Первый день Илье, действительно, Казалось, что все перекрестки смотрят на него злыми и острыми углами. Но это продолжалось всего один день. Он забыл об этом, так же, как и о многом другом, и обрел равновесие. Товарищи думали об этом много больше. Все они хорошо знали и помнили Малку тех времен, когда она легко несла свои широкие мужские плечи, круглое светлое Лицо и немного больше мяса и неподвижности, чем полагается девушке. Не только товарищи, но и владельцы магазинов знали ее тогда.
— Вы видите... Она — товарищ из бюро, да хранит нас судьба от ее рук.
Эти руки во время одной демонстрации стащили казака с лошади. У казака вился мягкий чуб, за этот чуб Малка стащила его с лошади и столкнула его в канаву. У казака стояли на глазах слезы не то от ушибов, не то ют стыда. Он бил свою лошадь и кричал на всю улицу:
— Опасная баба... Может, она вовсе и не баба.
Улица была пуста, и только из окон доносился смех.
Всей своей горячей кровью верила Малка во вражду пролетариата и капитала.

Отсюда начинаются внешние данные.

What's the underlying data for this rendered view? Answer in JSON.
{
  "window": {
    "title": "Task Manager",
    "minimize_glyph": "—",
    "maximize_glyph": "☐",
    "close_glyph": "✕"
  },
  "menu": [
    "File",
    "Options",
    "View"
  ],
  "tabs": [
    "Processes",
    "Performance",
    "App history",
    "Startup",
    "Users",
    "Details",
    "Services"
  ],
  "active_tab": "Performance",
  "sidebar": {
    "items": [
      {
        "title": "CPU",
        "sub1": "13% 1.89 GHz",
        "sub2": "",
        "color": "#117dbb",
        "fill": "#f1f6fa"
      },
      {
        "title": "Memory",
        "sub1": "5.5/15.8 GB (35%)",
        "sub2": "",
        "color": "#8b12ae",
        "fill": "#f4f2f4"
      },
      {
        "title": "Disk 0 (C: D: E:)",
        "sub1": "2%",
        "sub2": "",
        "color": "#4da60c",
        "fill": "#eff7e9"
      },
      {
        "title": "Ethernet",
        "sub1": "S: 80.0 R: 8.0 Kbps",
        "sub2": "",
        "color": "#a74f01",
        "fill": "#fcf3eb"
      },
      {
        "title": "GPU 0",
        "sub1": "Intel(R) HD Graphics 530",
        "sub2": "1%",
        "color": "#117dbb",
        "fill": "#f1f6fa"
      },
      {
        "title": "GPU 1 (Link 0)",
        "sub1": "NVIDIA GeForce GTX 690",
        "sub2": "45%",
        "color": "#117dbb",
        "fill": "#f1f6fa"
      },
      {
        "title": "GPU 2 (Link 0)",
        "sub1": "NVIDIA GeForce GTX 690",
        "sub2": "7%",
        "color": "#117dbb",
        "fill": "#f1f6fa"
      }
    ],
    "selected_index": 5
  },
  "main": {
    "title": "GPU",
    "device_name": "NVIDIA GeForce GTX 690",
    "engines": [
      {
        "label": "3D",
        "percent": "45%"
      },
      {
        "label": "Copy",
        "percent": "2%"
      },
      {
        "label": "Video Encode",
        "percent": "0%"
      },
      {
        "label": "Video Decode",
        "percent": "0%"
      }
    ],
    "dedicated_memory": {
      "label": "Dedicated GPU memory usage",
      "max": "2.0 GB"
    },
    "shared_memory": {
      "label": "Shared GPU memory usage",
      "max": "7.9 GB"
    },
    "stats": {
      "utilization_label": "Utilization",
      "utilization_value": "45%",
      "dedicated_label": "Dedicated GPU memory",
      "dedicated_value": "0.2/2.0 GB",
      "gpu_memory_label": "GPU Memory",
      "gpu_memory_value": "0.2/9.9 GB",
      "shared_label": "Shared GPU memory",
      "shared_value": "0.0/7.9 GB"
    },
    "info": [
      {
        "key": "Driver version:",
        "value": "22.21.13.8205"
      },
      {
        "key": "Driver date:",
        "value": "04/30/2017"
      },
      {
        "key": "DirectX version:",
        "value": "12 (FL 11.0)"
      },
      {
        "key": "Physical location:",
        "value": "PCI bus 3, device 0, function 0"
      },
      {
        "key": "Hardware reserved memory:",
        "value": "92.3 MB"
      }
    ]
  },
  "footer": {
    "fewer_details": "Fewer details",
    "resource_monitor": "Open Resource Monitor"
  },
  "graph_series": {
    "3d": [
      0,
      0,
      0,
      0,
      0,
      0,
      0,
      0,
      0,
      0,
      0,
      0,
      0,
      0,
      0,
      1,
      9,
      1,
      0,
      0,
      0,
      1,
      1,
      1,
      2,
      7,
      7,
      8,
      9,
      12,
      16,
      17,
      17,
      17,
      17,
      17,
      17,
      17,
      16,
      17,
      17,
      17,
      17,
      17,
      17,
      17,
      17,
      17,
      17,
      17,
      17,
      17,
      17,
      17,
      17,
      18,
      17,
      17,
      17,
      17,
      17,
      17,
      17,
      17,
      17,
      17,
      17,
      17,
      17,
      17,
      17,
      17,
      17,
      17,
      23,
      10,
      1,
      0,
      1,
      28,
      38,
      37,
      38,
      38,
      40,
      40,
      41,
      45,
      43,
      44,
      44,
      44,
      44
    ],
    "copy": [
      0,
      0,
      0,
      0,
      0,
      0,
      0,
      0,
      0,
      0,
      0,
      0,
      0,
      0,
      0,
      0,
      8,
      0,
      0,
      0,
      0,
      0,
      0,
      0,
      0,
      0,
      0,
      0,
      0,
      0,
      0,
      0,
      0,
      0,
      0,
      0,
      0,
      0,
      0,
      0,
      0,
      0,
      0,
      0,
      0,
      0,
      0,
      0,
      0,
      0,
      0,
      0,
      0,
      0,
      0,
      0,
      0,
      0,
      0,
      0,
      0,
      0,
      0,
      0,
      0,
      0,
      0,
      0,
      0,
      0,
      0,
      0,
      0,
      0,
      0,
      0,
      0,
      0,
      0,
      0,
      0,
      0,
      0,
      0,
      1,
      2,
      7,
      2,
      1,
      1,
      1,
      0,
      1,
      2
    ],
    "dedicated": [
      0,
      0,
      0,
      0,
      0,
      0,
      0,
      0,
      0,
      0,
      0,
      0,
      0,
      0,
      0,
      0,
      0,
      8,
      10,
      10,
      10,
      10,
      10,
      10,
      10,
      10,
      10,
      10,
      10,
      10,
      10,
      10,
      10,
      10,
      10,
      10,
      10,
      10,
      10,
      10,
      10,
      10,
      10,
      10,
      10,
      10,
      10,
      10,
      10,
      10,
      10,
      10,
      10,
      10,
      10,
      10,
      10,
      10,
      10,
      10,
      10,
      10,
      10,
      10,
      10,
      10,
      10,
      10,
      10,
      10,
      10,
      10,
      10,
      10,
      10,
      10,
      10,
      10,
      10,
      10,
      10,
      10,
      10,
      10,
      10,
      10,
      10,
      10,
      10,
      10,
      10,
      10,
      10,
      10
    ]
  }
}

Ненависть она чувствовала не к капиталу «вообще», но конкретно К каждому городовому и хозяину. Она была в Бунде своим, верным человеком, и только один недостаток находил комитет в ней: она не умела сохранять конспирацию. Слишком горяча ее кровь, а руки слишком энергичны. Надо остерегаться чужих и не кричать повсюду: «мы работницы-борцы»... Она себя сдерживала. Впервые придя на собрание городского коллектива, она встретила Илью. И он — представитель комитета — ознакомил ее с принципами конспирации. Он провожал ее с заседания домой, и они долго гуляли.
С тех пор прошло много лет. Она вышла на улицу с газетами, и все ждала, что Илья станет прежним, Как тогда. Продавая газеты, она думала об Илье, не видя улицы, не замечая людей. Теперь, когда она уже знает наверняка, что этот перекресток больше не будет ее соседом, она хочет все рассмотреть.
Утром, едва только прояснилось и осеннее солнце выкарабкалось из-под крыш на небо, пришла Малка на свое постоянное место. Сегодня она не выкликала, а распевала новости, бежала покупателю навстречу и в первый раз смеялась. Ее смеющееся огрубевшее лицо напоминало потрескавшуюся кору. Многие удивлялись.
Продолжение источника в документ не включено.